Die Aufgabe als Moderator ist dann, die festgelegten Maßnahmen aus dem Konfliktgespräch schriftlich festzuhalten, auf die sich beide Parteien geeinigt haben. Man schließt ein Konfliktgespräch mit einer konkreten Terminvereinbarung ab, bei der die Wirkung der Maßnahmen überprüft und weitere Schritte besprochen werden.
Literatur
Helsper, Werner (2002). Lehrerprofessionalität als antinomische
Handlungsstruktur (S. 64–102). In Margret Kraul, Winfried Marotzki &
Cornelia Schweppe (Hrsg.), Biographie und Profession. Bad Heilbrunn.
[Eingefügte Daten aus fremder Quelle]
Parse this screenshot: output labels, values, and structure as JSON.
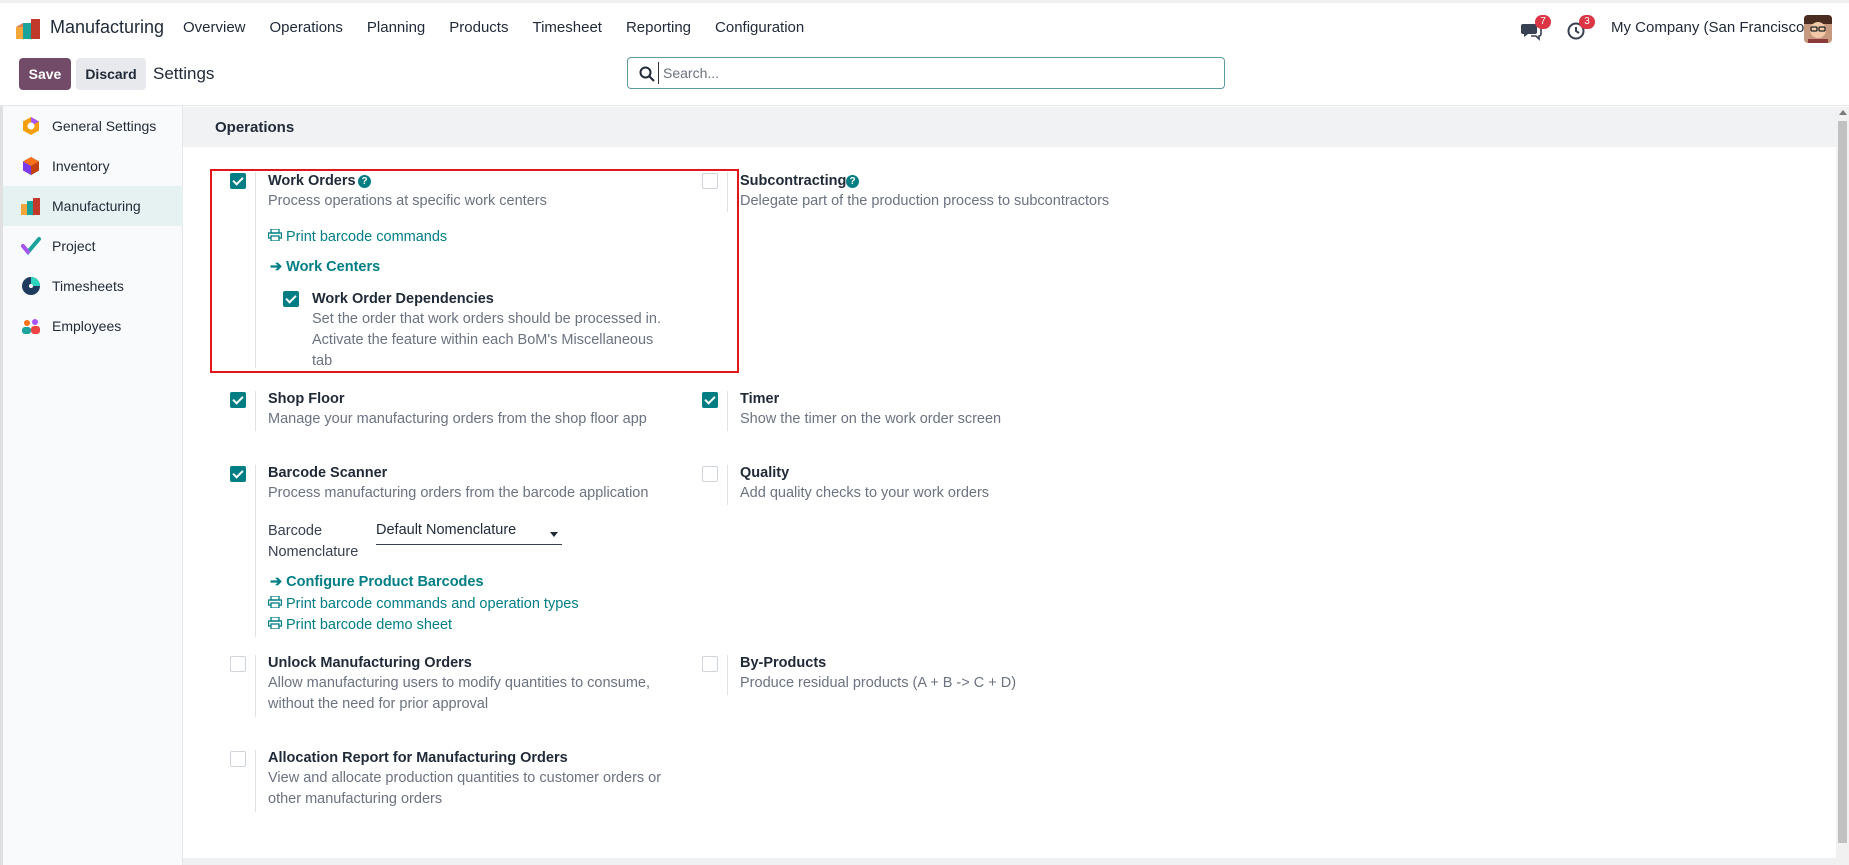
{
  "app": {
    "name": "Manufacturing"
  },
  "menu": [
    "Overview",
    "Operations",
    "Planning",
    "Products",
    "Timesheet",
    "Reporting",
    "Configuration"
  ],
  "systray": {
    "messages_badge": "7",
    "activities_badge": "3",
    "company": "My Company (San Francisco)"
  },
  "control_panel": {
    "save_label": "Save",
    "discard_label": "Discard",
    "title": "Settings",
    "search_placeholder": "Search..."
  },
  "sidebar": {
    "items": [
      {
        "label": "General Settings",
        "icon": "odoo-hexagon-icon"
      },
      {
        "label": "Inventory",
        "icon": "inventory-box-icon"
      },
      {
        "label": "Manufacturing",
        "icon": "manufacturing-factory-icon",
        "active": true
      },
      {
        "label": "Project",
        "icon": "project-check-icon"
      },
      {
        "label": "Timesheets",
        "icon": "timesheet-clock-icon"
      },
      {
        "label": "Employees",
        "icon": "employees-people-icon"
      }
    ]
  },
  "section": {
    "title": "Operations"
  },
  "settings": {
    "work_orders": {
      "title": "Work Orders",
      "desc": "Process operations at specific work centers",
      "checked": true,
      "link_print": "Print barcode commands",
      "link_centers": "Work Centers",
      "dep_title": "Work Order Dependencies",
      "dep_desc1": "Set the order that work orders should be processed in.",
      "dep_desc2": "Activate the feature within each BoM's Miscellaneous",
      "dep_desc3": "tab",
      "dep_checked": true
    },
    "subcontracting": {
      "title": "Subcontracting",
      "desc": "Delegate part of the production process to subcontractors",
      "checked": false
    },
    "shop_floor": {
      "title": "Shop Floor",
      "desc": "Manage your manufacturing orders from the shop floor app",
      "checked": true
    },
    "timer": {
      "title": "Timer",
      "desc": "Show the timer on the work order screen",
      "checked": true
    },
    "barcode": {
      "title": "Barcode Scanner",
      "desc": "Process manufacturing orders from the barcode application",
      "checked": true,
      "nomenclature_label_1": "Barcode",
      "nomenclature_label_2": "Nomenclature",
      "nomenclature_value": "Default Nomenclature",
      "link_configure": "Configure Product Barcodes",
      "link_print_types": "Print barcode commands and operation types",
      "link_demo": "Print barcode demo sheet"
    },
    "quality": {
      "title": "Quality",
      "desc": "Add quality checks to your work orders",
      "checked": false
    },
    "unlock": {
      "title": "Unlock Manufacturing Orders",
      "desc1": "Allow manufacturing users to modify quantities to consume,",
      "desc2": "without the need for prior approval",
      "checked": false
    },
    "byproducts": {
      "title": "By-Products",
      "desc": "Produce residual products (A + B -> C + D)",
      "checked": false
    },
    "allocation": {
      "title": "Allocation Report for Manufacturing Orders",
      "desc1": "View and allocate production quantities to customer orders or",
      "desc2": "other manufacturing orders",
      "checked": false
    }
  },
  "colors": {
    "brand": "#714b67",
    "accent": "#017e84",
    "highlight": "#e3161b"
  }
}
Schlömerkemper, Jörg (2003). Die „Sache“ des Lehrers ist das Kind!
Ein Plädoyer für eine professionsbezogene Lehrerbildung. Die Deutsche
Schule, 95, 6-9.
Misamer, M. & Thies, B. (2014a). Empirische Abgrenzbarkeit der Konstrukte Macht-, Gerechtigkeits- und Vertrauenserleben im Lehrer/innen-Schüler/innen-Kontext. 49. Kongress der Deutschen Gesellschaft für Psychologie, Bochum.
Misamer, M. & Thies, B. (2014b). Demokratische Nutzbarkeit von Potenzialen der Lehrer-Schüler-Beziehung. Politische Psychologie, 4, 51-61.
Misamer, M. & Thies, B. (2014c). Machtverhältnisse im Unterricht - Eine Analyse des Spannungsfeldes von Macht, Gerechtigkeit und Vertrauen. Politische Psychologie, 4.